Sans un mot, elle s'assit sur le sable, je suivis son mouvement. À deux pas de nous, battait encore de son plein cette odieuse soirée. La lune était belle, les vagues douces et le vent frais. C'était un décor propice à la confession.

Il fallait que l'un de nous brise le lourd poids du silence.

  • Où étais-tu passée Hélène ?
  • Voyons Vincent, répondit-elle d'une voix douce, j'étais là ! J'ai toujours été là. Tu le sais bien.

"Un homme, ne pleure pas" pensais-je. C'était le seul moyen que je possédais pour commander à mes larmes de ne pas se montrer devant mon amie. Pourtant ma gorge se serrait. J'étais malheureux de solitude depuis si longtemps. C'était comme si ce malheur avait besoin de se manifester devant celle qui en était peut-être l'initiatrice.

  • Où étais-tu passée ? répétais-je

De son sac, elle sortit un cigarillo et le porta à sa bouche.

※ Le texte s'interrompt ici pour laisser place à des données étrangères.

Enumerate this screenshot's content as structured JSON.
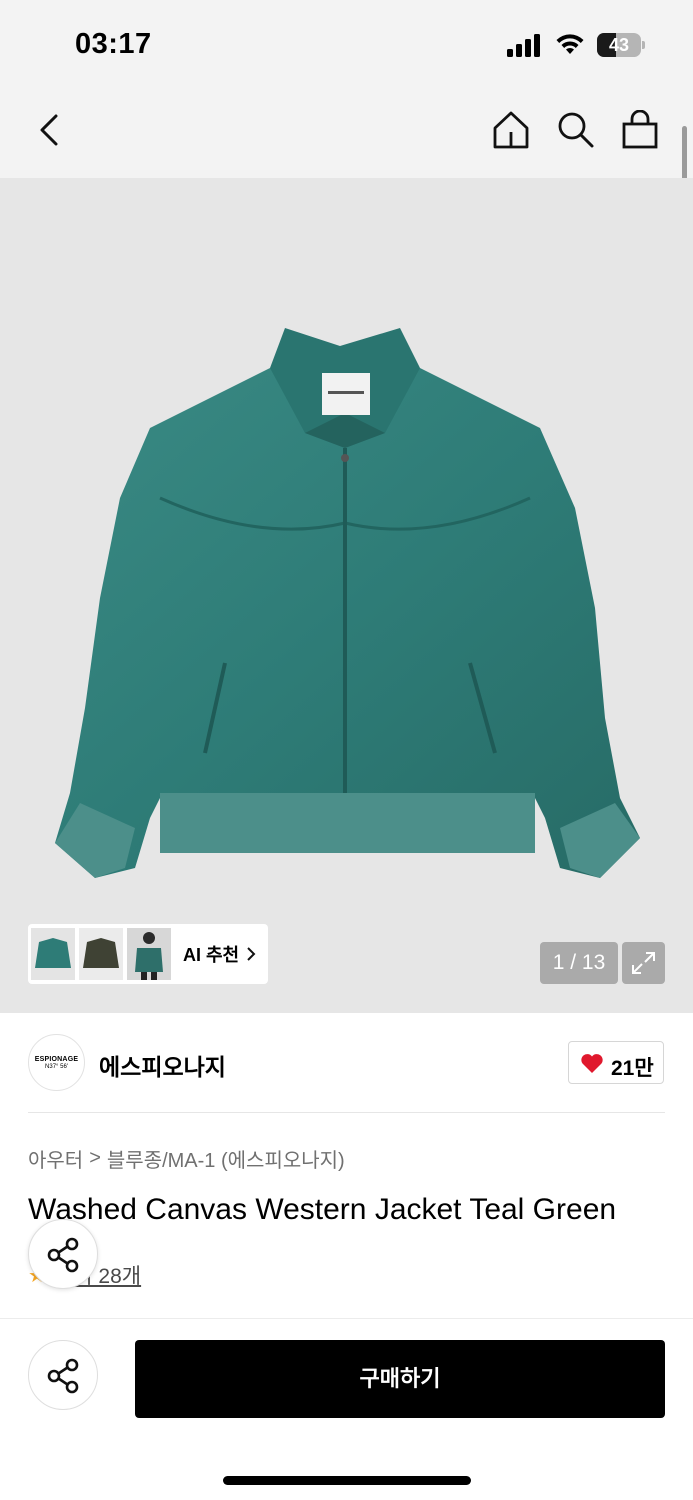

  • Oh, merde, j'ai oublié mon feu au bungalow
  • Attends, j'ai le mien.

Elle s'approcha de la flamme que je lui offrais et tira sur sa cigarette pour l'allumer.

  • Merci !

Elle portait une marinière, et ses cheveux volaient au vent. Les étoiles veillaient sur nous. C'était beau.

  • Depuis ton départ pour Rome, lui dis-je, jamais je n'ai cessé de penser à toi et aux autres. J'essayais de comprendre. Pourquoi ne donnais-tu pas de nouvelles ? Je me suis posé mille questions, imaginé mille choses. Mes lettres restaient sans réponse, nos quelques échanges de messages ressemblaient à des discussions entre deux inconnus. J'ai pris le parti de t'oublier tant m'était peu supportable l'idée que tu aies pu me faire disparaître de ta vie. Les deux dernières fois où nous nous sommes parlé c'était pour nos anniversaires respectifs après avoir reçu la notification Facebook. Et tu réapparais, sortie de nulle part, 10 ans plus tard, toujours aussi parfaite.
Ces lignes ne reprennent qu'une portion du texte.